Powerful, provocative, thought-provoking masterpiece from famed director Fritz Lang. For the most part this is a clever, gritty, tense, film noir-like (as it predates film noir, strictly speaking) crime/mystery drama. Shows how the police go about their work and how often nothing positive happens for months, and then the smallest thing breaks the case wide open. The criminals' methods in finding the murderer are also very interesting, and realistic.
Lang maintains the suspense and mystery well, only revealing the murderer in the last few scenes and even then you're not sure they have the right guy.
The last few scenes add a level of profundity and debate to the proceedings. We are forced to think about justice, especially vigilante justice, and the concept of of an eye for an eye. This can be quite jarring, as you may feel that Lang is steering you down one way of thinking and even wants you to feel sympathy for the murderer. However, ultimately, while justice was served, he does leave the verdict open to a degree, leaving you to fill in your own outcome. Moreover, the ultimate feeling was a balanced, objective discussion was had.
Superb performance by Peter Lorre as the murderer. He only has a few scenes but is fantastic in them. Good work too by Otto Wernicke as the police inspector.

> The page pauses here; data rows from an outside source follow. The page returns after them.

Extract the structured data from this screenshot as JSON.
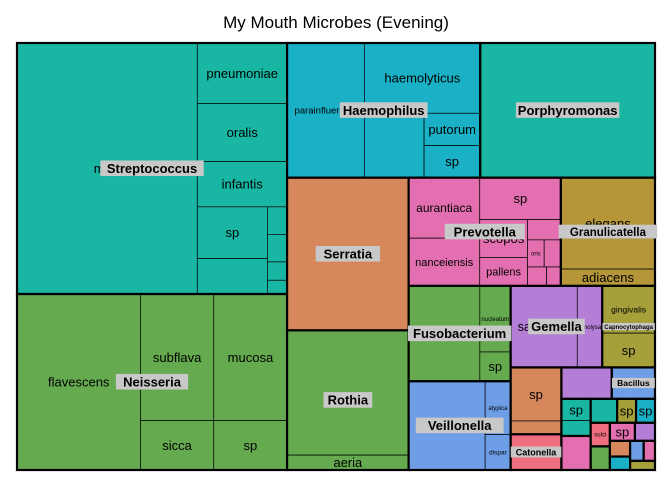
{
  "chart_data": {
    "type": "treemap",
    "title": "My Mouth Microbes (Evening)",
    "groups": [
      {
        "name": "Streptococcus",
        "color": "#19b6a4",
        "children": [
          {
            "name": "mitis",
            "value": 1000
          },
          {
            "name": "infantis",
            "value": 90
          },
          {
            "name": "pneumoniae",
            "value": 120
          },
          {
            "name": "oralis",
            "value": 115
          },
          {
            "name": "sp",
            "value": 80
          },
          {
            "name": "",
            "value": 55
          },
          {
            "name": "",
            "value": 12
          },
          {
            "name": "",
            "value": 12
          },
          {
            "name": "",
            "value": 8
          },
          {
            "name": "",
            "value": 6
          }
        ]
      },
      {
        "name": "Neisseria",
        "color": "#65aa4f",
        "children": [
          {
            "name": "flavescens",
            "value": 480
          },
          {
            "name": "subflava",
            "value": 205
          },
          {
            "name": "mucosa",
            "value": 205
          },
          {
            "name": "sicca",
            "value": 80
          },
          {
            "name": "sp",
            "value": 80
          }
        ]
      },
      {
        "name": "Haemophilus",
        "color": "#1ab0c6",
        "children": [
          {
            "name": "parainfluenzae",
            "value": 230
          },
          {
            "name": "haemolyticus",
            "value": 180
          },
          {
            "name": "",
            "value": 85
          },
          {
            "name": "putorum",
            "value": 40
          },
          {
            "name": "sp",
            "value": 40
          }
        ]
      },
      {
        "name": "Serratia",
        "color": "#d6885c",
        "children": [
          {
            "name": "",
            "value": 410
          }
        ]
      },
      {
        "name": "Porphyromonas",
        "color": "#19b6a4",
        "children": [
          {
            "name": "",
            "value": 520
          }
        ]
      },
      {
        "name": "Granulicatella",
        "color": "#b5973a",
        "children": [
          {
            "name": "elegans",
            "value": 190
          },
          {
            "name": "adiacens",
            "value": 35
          }
        ]
      },
      {
        "name": "Gemella",
        "color": "#b57ed6",
        "children": [
          {
            "name": "sanguinis",
            "value": 120
          },
          {
            "name": "haemolysans",
            "value": 45
          }
        ]
      },
      {
        "name": "Rothia",
        "color": "#65aa4f",
        "children": [
          {
            "name": "",
            "value": 335
          },
          {
            "name": "aeria",
            "value": 40
          }
        ]
      },
      {
        "name": "Fusobacterium",
        "color": "#65aa4f",
        "children": [
          {
            "name": "periodonticum",
            "value": 150
          },
          {
            "name": "nucleatum",
            "value": 45
          },
          {
            "name": "sp",
            "value": 20
          }
        ]
      },
      {
        "name": "Veillonella",
        "color": "#6e9fe6",
        "children": [
          {
            "name": "sp",
            "value": 150
          },
          {
            "name": "atypica",
            "value": 30
          },
          {
            "name": "dispar",
            "value": 20
          }
        ]
      },
      {
        "name": "Prevotella",
        "color": "#e36fb1",
        "children": [
          {
            "name": "aurantiaca",
            "value": 95
          },
          {
            "name": "nanceiensis",
            "value": 75
          },
          {
            "name": "sp",
            "value": 75
          },
          {
            "name": "scopos",
            "value": 40
          },
          {
            "name": "pallens",
            "value": 30
          },
          {
            "name": "oris",
            "value": 10
          },
          {
            "name": "",
            "value": 15
          },
          {
            "name": "",
            "value": 10
          },
          {
            "name": "",
            "value": 8
          },
          {
            "name": "",
            "value": 6
          }
        ]
      },
      {
        "name": "Capnocytophaga",
        "color": "#a5a03a",
        "children": [
          {
            "name": "gingivalis",
            "value": 55
          },
          {
            "name": "sp",
            "value": 40
          }
        ]
      },
      {
        "name": "",
        "color": "#d6885c",
        "children": [
          {
            "name": "sp",
            "value": 60
          },
          {
            "name": "",
            "value": 15
          }
        ]
      },
      {
        "name": "Catonella",
        "color": "#ef6f80",
        "children": [
          {
            "name": "",
            "value": 40
          }
        ]
      },
      {
        "name": "",
        "color": "#b57ed6",
        "children": [
          {
            "name": "",
            "value": 35
          }
        ]
      },
      {
        "name": "",
        "color": "#e36fb1",
        "children": [
          {
            "name": "",
            "value": 22
          }
        ]
      },
      {
        "name": "Bacillus",
        "color": "#6e9fe6",
        "children": [
          {
            "name": "",
            "value": 30
          }
        ]
      },
      {
        "name": "",
        "color": "#19b6a4",
        "children": [
          {
            "name": "sp",
            "value": 14
          },
          {
            "name": "",
            "value": 10
          }
        ]
      },
      {
        "name": "",
        "color": "#19b6a4",
        "children": [
          {
            "name": "",
            "value": 14
          }
        ]
      },
      {
        "name": "",
        "color": "#a5a03a",
        "children": [
          {
            "name": "sp",
            "value": 10
          }
        ]
      },
      {
        "name": "",
        "color": "#1ab0c6",
        "children": [
          {
            "name": "sp",
            "value": 10
          }
        ]
      },
      {
        "name": "",
        "color": "#ef6f80",
        "children": [
          {
            "name": "sulci",
            "value": 10
          }
        ]
      },
      {
        "name": "",
        "color": "#65aa4f",
        "children": [
          {
            "name": "",
            "value": 10
          }
        ]
      },
      {
        "name": "",
        "color": "#e36fb1",
        "children": [
          {
            "name": "sp",
            "value": 10
          }
        ]
      },
      {
        "name": "",
        "color": "#b57ed6",
        "children": [
          {
            "name": "",
            "value": 8
          }
        ]
      },
      {
        "name": "",
        "color": "#d6885c",
        "children": [
          {
            "name": "",
            "value": 7
          }
        ]
      },
      {
        "name": "",
        "color": "#1ab0c6",
        "children": [
          {
            "name": "",
            "value": 6
          }
        ]
      },
      {
        "name": "",
        "color": "#6e9fe6",
        "children": [
          {
            "name": "",
            "value": 6
          }
        ]
      },
      {
        "name": "",
        "color": "#e36fb1",
        "children": [
          {
            "name": "",
            "value": 5
          }
        ]
      },
      {
        "name": "",
        "color": "#a5a03a",
        "children": [
          {
            "name": "",
            "value": 5
          }
        ]
      }
    ]
  }
}
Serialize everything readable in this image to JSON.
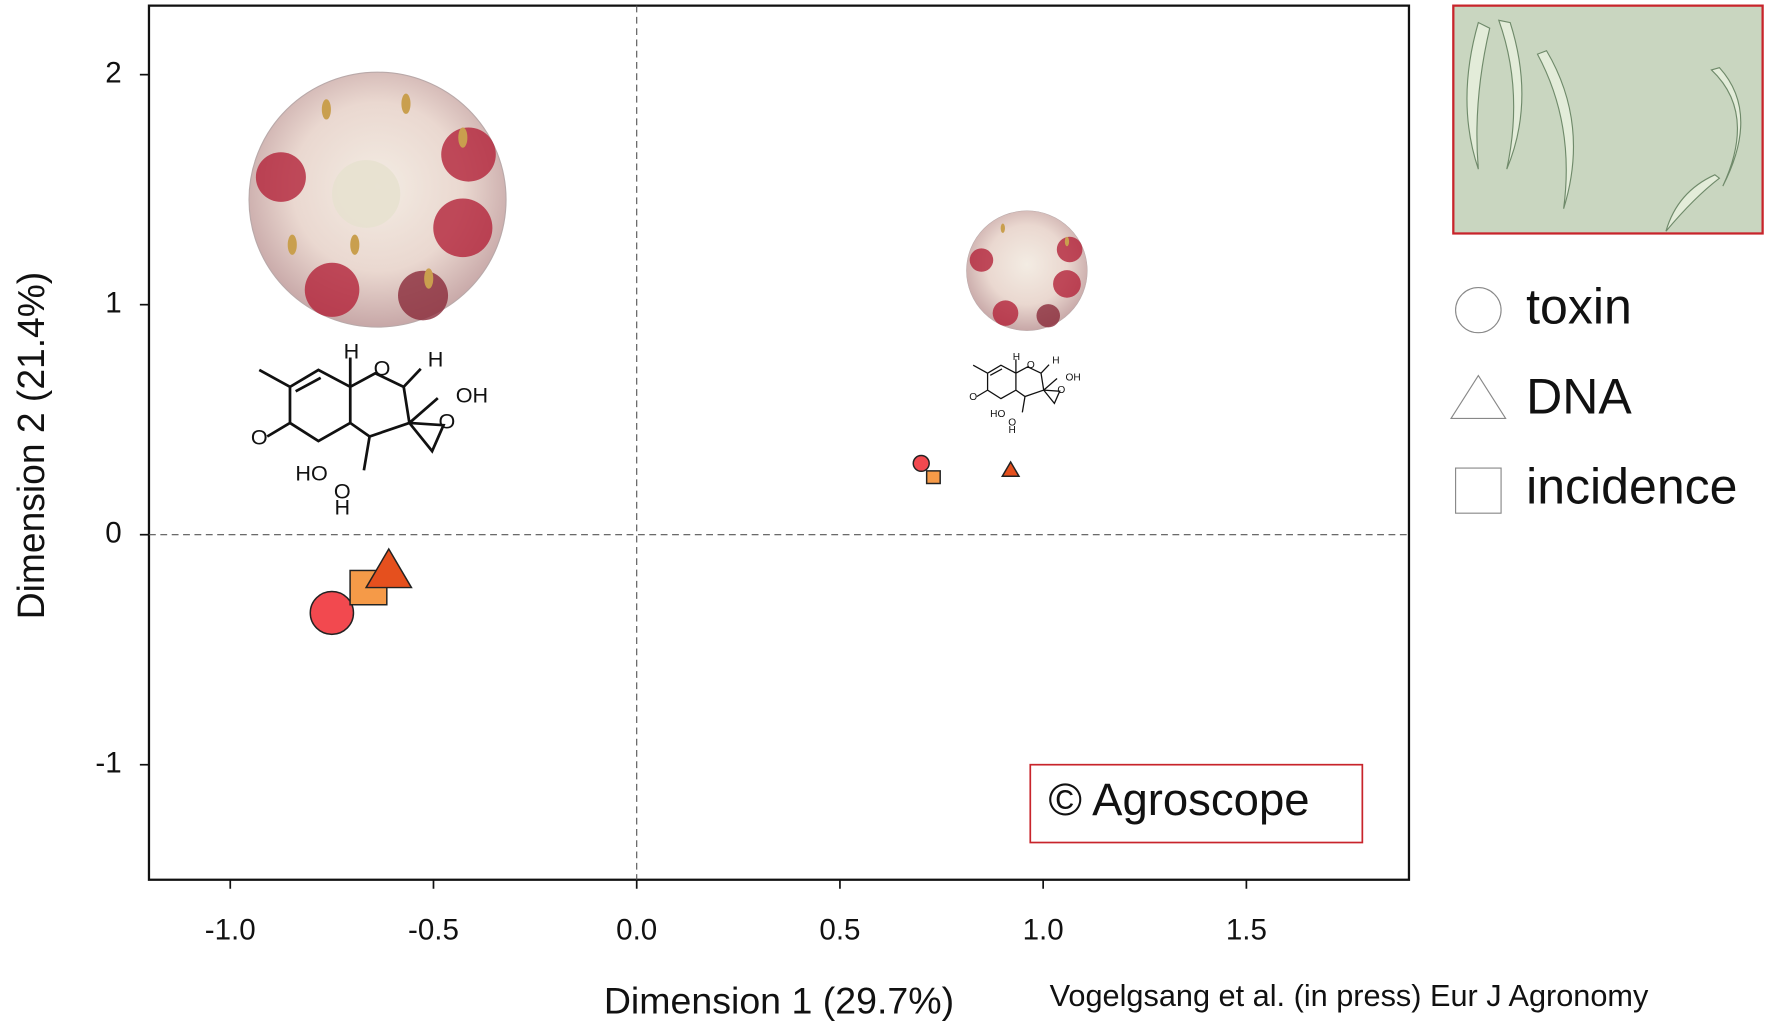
{
  "chart_data": {
    "type": "scatter",
    "xlabel": "Dimension 1 (29.7%)",
    "ylabel": "Dimension 2 (21.4%)",
    "xlim": [
      -1.2,
      1.9
    ],
    "ylim": [
      -1.5,
      2.3
    ],
    "xticks": [
      {
        "value": -1,
        "label": "-1.0"
      },
      -0.5,
      {
        "value": 0,
        "label": "0.0"
      },
      0.5,
      {
        "value": 1,
        "label": "1.0"
      },
      1.5
    ],
    "yticks": [
      -1,
      0,
      1,
      2
    ],
    "reference_x": 0,
    "reference_y": 0,
    "series": [
      {
        "name": "toxin",
        "marker": "circle",
        "color": "#f2494f",
        "x": [
          -0.75,
          0.7
        ],
        "y": [
          -0.34,
          0.31
        ]
      },
      {
        "name": "DNA",
        "marker": "triangle",
        "color": "#e5501e",
        "x": [
          -0.61,
          0.92
        ],
        "y": [
          -0.16,
          0.28
        ]
      },
      {
        "name": "incidence",
        "marker": "square",
        "color": "#f59a48",
        "x": [
          -0.66,
          0.73
        ],
        "y": [
          -0.23,
          0.25
        ]
      }
    ],
    "annotation": "© Agroscope",
    "citation": "Vogelgsang et al. (in press) Eur J Agronomy",
    "structure_labels": [
      "H",
      "O",
      "H",
      "OH",
      "O",
      "O",
      "HO",
      "O",
      "H"
    ]
  }
}
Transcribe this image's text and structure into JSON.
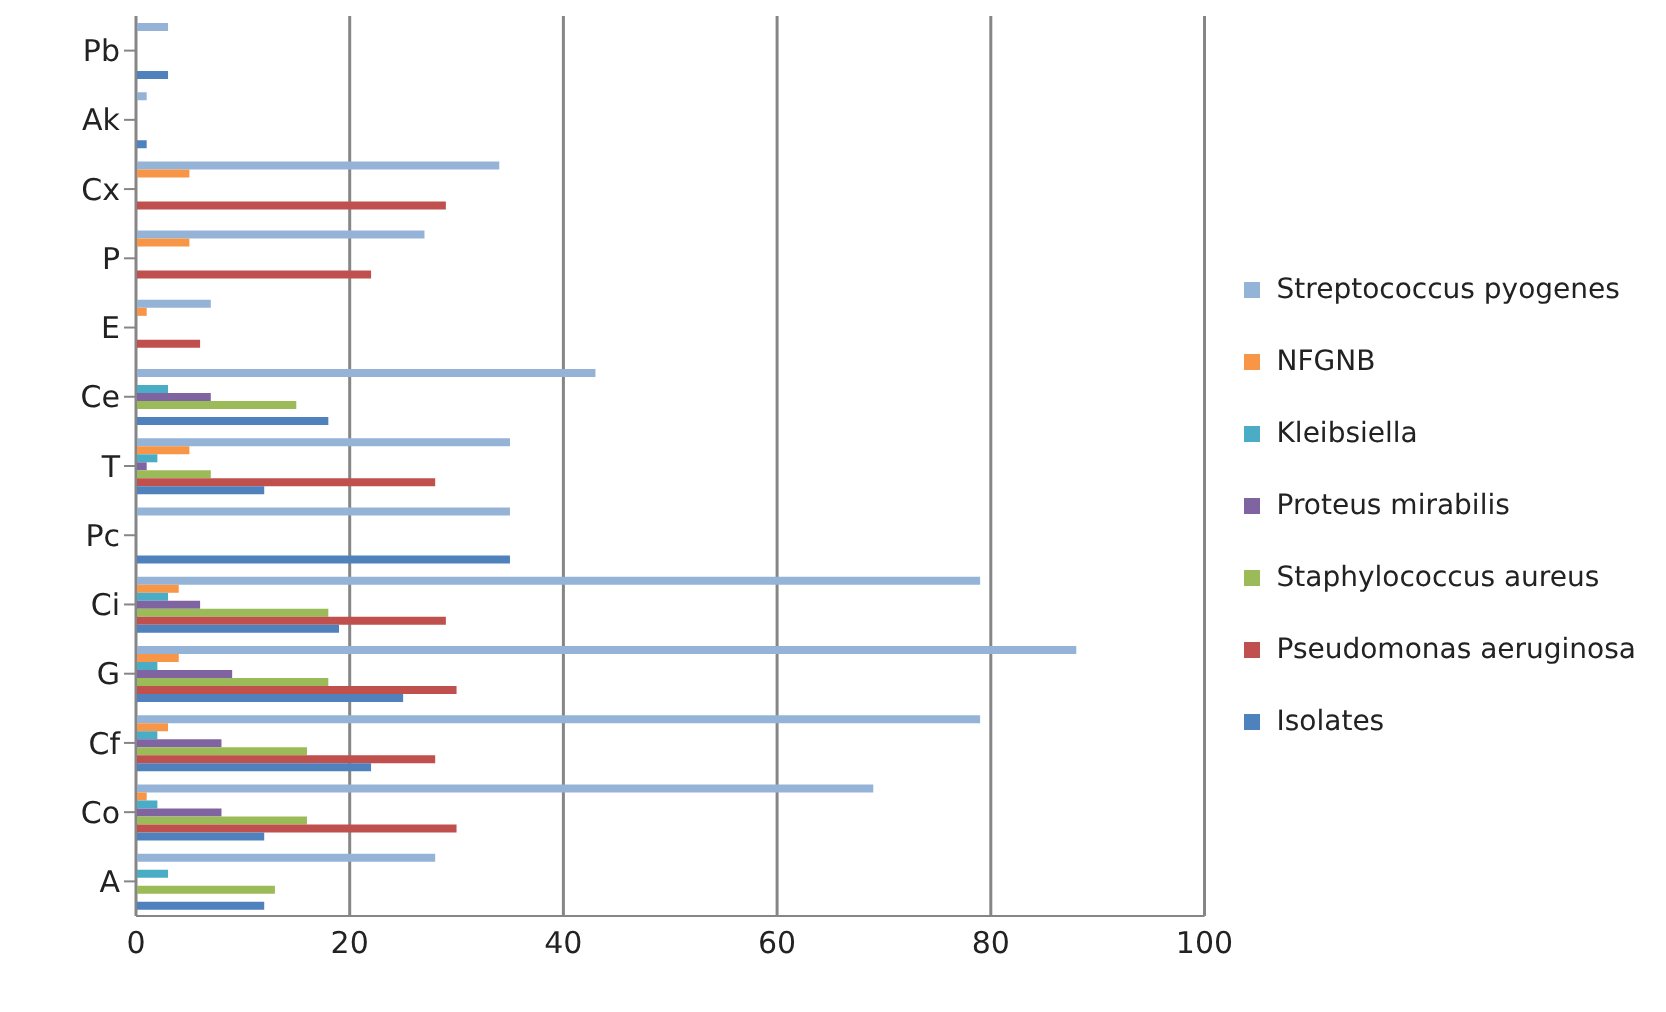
{
  "chart_data": {
    "type": "bar",
    "orientation": "horizontal",
    "categories": [
      "Pb",
      "Ak",
      "Cx",
      "P",
      "E",
      "Ce",
      "T",
      "Pc",
      "Ci",
      "G",
      "Cf",
      "Co",
      "A"
    ],
    "series": [
      {
        "name": "Streptococcus pyogenes",
        "color": "#95b3d7",
        "values": [
          3,
          1,
          34,
          27,
          7,
          43,
          35,
          35,
          79,
          88,
          79,
          69,
          28
        ]
      },
      {
        "name": "NFGNB",
        "color": "#f79646",
        "values": [
          0,
          0,
          5,
          5,
          1,
          0,
          5,
          0,
          4,
          4,
          3,
          1,
          0
        ]
      },
      {
        "name": "Kleibsiella",
        "color": "#4bacc6",
        "values": [
          0,
          0,
          0,
          0,
          0,
          3,
          2,
          0,
          3,
          2,
          2,
          2,
          3
        ]
      },
      {
        "name": "Proteus mirabilis",
        "color": "#8064a2",
        "values": [
          0,
          0,
          0,
          0,
          0,
          7,
          1,
          0,
          6,
          9,
          8,
          8,
          0
        ]
      },
      {
        "name": "Staphylococcus aureus",
        "color": "#9bbb59",
        "values": [
          0,
          0,
          0,
          0,
          0,
          15,
          7,
          0,
          18,
          18,
          16,
          16,
          13
        ]
      },
      {
        "name": "Pseudomonas aeruginosa",
        "color": "#c0504d",
        "values": [
          0,
          0,
          29,
          22,
          6,
          0,
          28,
          0,
          29,
          30,
          28,
          30,
          0
        ]
      },
      {
        "name": "Isolates",
        "color": "#4f81bd",
        "values": [
          3,
          1,
          0,
          0,
          0,
          18,
          12,
          35,
          19,
          25,
          22,
          12,
          12
        ]
      }
    ],
    "xlim": [
      0,
      100
    ],
    "xticks": [
      0,
      20,
      40,
      60,
      80,
      100
    ],
    "grid": "x",
    "legend": "right"
  }
}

Lorre became an international celebrity with this film, and it's hard to imagine any other actor playing the part. Unfortunately, it also type cast him for a couple of decades, until he was retype-cast as a drunk. Lang, already recognized as a competent director after Metropolis, cemented his reputation world-wide as a great director of "talkies' too. *Note: -until the rise of Naziism in the mid 30's, German cinema was possibly the best in the world - the US merely had a larger potential audience to gain profits by.
Fans of Dexter owe a lot to Lang's M. The movie begins with some mothers, nervous about their children's safety. We are introduced to a nice, quiet neighbor whom no one would suspect of also being a crafty murderer. Enter the intelligent and determined police who have only the flimsiest of leads, and criminals who want to beat the police to the psycho - he's disrupting their normal business by putting all citizens in an uproar! Cinematography and editing are among the best.
*Note: real career criminals were used as extras in this film!
By the time you get to the "Hilfe, HILFE", you'll be seeing parallels in the problems of living in a 21st century modern society. How far have we come since the first cities sprang up hundreds of years ago? Will we ever outgrow a need for police?
*WARNING*: this film may get you thinking about today's social/political problems.
If you get the chance, no..., go out of your way and make sure you watch the extras that come with the 80th anniversary DVD. Unless you've NEVER been interested in any interview or DVD extra of a Spielberg film; or a Capra, Hitchcock, Polanski, Kubrick, Lucas, Scorsese, Barry Levinson, Billy Wilder, Oliver Stone, Ken Burns, Joss Whedon, ...production. (In which case, why did you read this far??) Then watch M again. Yes, THIS film is THAT good.
Movies that dare to make audiences uncomfortable with truth while simultaneously enriching audiences with a satisfying and entertaining story are few and far between. This film is one of the first - and best - to do those things.
Suspenseful, thrilling, and provocative. Initially, the ending disappointed me, until I realized the honesty of what it said about people and society.
Even though it's 85 years old, this movie still stands out today as a completely unique production.